The Citizen Voice: Do People Actually Want This?
Here's something that doesn't get discussed enough. The MySmartCity app lets citizens report issues, suggest ideas, and vote on proposed projects. In theory, this is participatory urban planning. In practice, the app has low adoption in most cities, and the feedback that does come in skews heavily towards English-speaking, smartphone-using middle-class residents. The opinions of rickshaw pullers, domestic workers, street vendors, and slum residents -- who arguably need "smart" solutions the most -- are largely absent from these platforms.
Mission 2.0 mandates neighbourhood committees and town halls for citizen engagement. But having attended several of these in different cities, I can tell you the usual attendees are retired government officers, local businessmen, and RWA presidents. The common person working 12-hour shifts doesn't have the time or energy to attend a town hall about "smart mobility solutions." This is the fundamental tension in the smart city concept -- it risks becoming a programme by and for the urban middle class, with the urban poor as spectators.
The Capacity Problem Nobody Wants to Talk About
Here is my biggest concern about Mission 2.0. You can build the most sophisticated smart infrastructure in the world, but if the Nagar Palika running it has a staff crunch of 40 percent, no dedicated IT team, and a new commissioner every 18 months who changes priorities completely -- what happens to all that technology five years down the line?
Indian urban local bodies are among the weakest institutions in our governance structure. They are starved of funds, talent, and autonomy. The Smart Cities Mission created Special Purpose Vehicles to bypass some of these limitations, and they helped during the project implementation phase. But eventually, the SPVs will be dissolved and the municipal corporation will have to run and maintain everything. Are they ready? In most cities, honestly, no.
The Mission Directorate has set up capacity building programmes and knowledge-sharing platforms. There's a National Urban Technology Mission that develops standardized solutions replicable across cities. These are steps in the right direction. But the real fix is strengthening municipal governance itself -- better pay to attract talent, longer tenures for key officials, more financial autonomy. That's a political and institutional reform that goes way beyond what any mission directorate can deliver.

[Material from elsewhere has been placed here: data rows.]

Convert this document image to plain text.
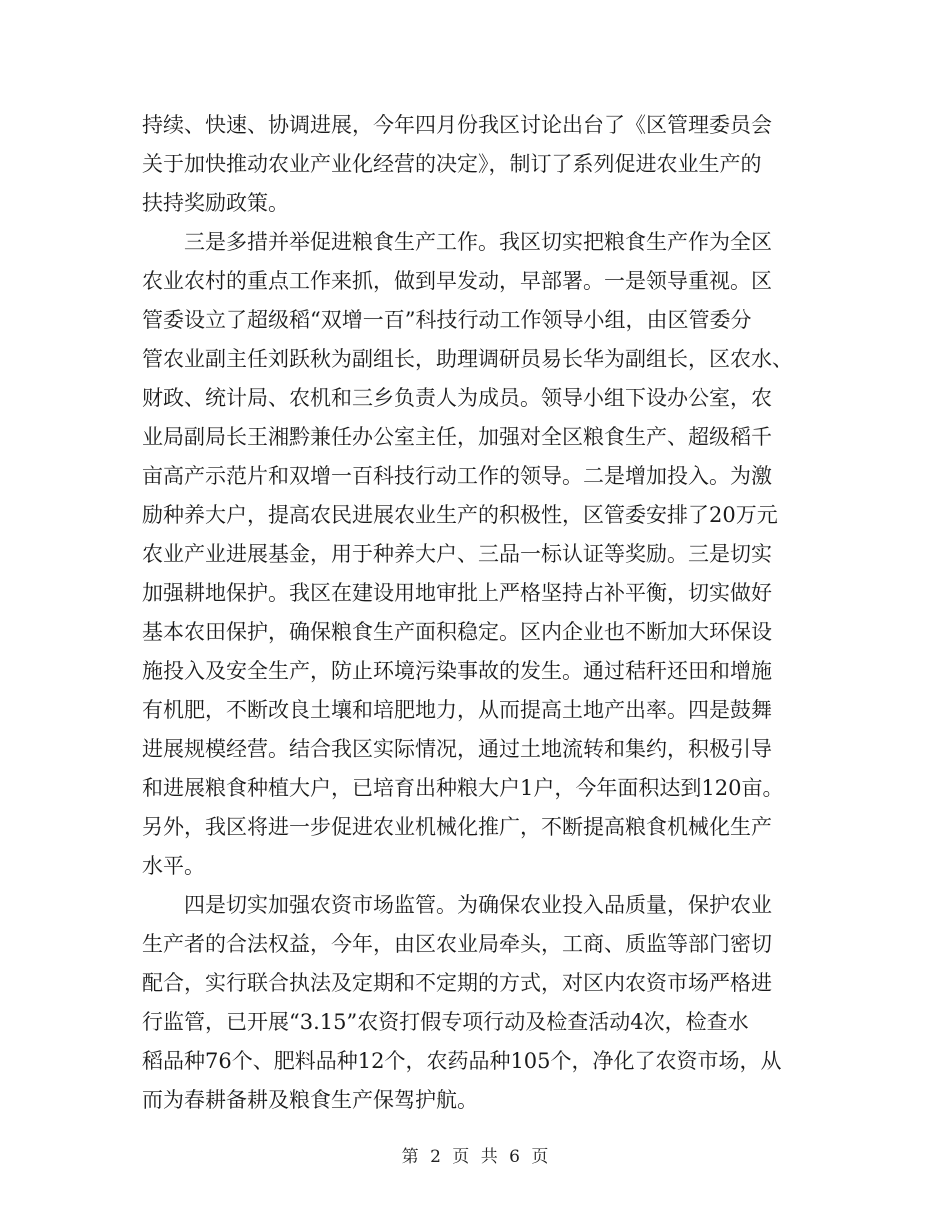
持续、快速、协调进展，今年四月份我区讨论出台了《区管理委员会
关于加快推动农业产业化经营的决定》，制订了系列促进农业生产的
扶持奖励政策。
三是多措并举促进粮食生产工作。我区切实把粮食生产作为全区
农业农村的重点工作来抓，做到早发动，早部署。一是领导重视。区
管委设立了超级稻“双增一百”科技行动工作领导小组，由区管委分
管农业副主任刘跃秋为副组长，助理调研员易长华为副组长，区农水、
财政、统计局、农机和三乡负责人为成员。领导小组下设办公室，农
业局副局长王湘黔兼任办公室主任，加强对全区粮食生产、超级稻千
亩高产示范片和双增一百科技行动工作的领导。二是增加投入。为激
励种养大户，提高农民进展农业生产的积极性，区管委安排了20万元
农业产业进展基金，用于种养大户、三品一标认证等奖励。三是切实
加强耕地保护。我区在建设用地审批上严格坚持占补平衡，切实做好
基本农田保护，确保粮食生产面积稳定。区内企业也不断加大环保设
施投入及安全生产，防止环境污染事故的发生。通过秸秆还田和增施
有机肥，不断改良土壤和培肥地力，从而提高土地产出率。四是鼓舞
进展规模经营。结合我区实际情况，通过土地流转和集约，积极引导
和进展粮食种植大户，已培育出种粮大户1户，今年面积达到120亩。
另外，我区将进一步促进农业机械化推广，不断提高粮食机械化生产
水平。
四是切实加强农资市场监管。为确保农业投入品质量，保护农业
生产者的合法权益，今年，由区农业局牵头，工商、质监等部门密切
配合，实行联合执法及定期和不定期的方式，对区内农资市场严格进
行监管，已开展“3.15”农资打假专项行动及检查活动4次，检查水
稻品种76个、肥料品种12个，农药品种105个，净化了农资市场，从
而为春耕备耕及粮食生产保驾护航。
第 2 页 共 6 页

Looking Ahead: What Will Success Look Like?
Five years from now, success won't be measured in how many ICCCs are built or how many apps are launched. It will be measured in whether an auto driver in Indore breathes slightly cleaner air. Whether a woman in Guwahati doesn't lose her home to floods because an early warning system actually worked. Whether a daily wage worker in Varanasi can file a municipal complaint on his phone and get a response within a week. Whether a family in Gorakhpur gets 24-hour water supply for the first time.
That's the real scorecard. Everything else is PowerPoint presentations.
I'll continue tracking this mission across cities, reporting on what works, what fails, and what gets quietly abandoned when nobody is looking. Because "smart" should not be a label you slap on a city. It should be something its residents actually feel.
Source: This article is based on official information from the Ministry of Housing and Urban Affairs, the Smart Cities Mission portal (smartcities.gov.in), Press Information Bureau releases dated February 2026, and the author's field visits to multiple smart city project sites.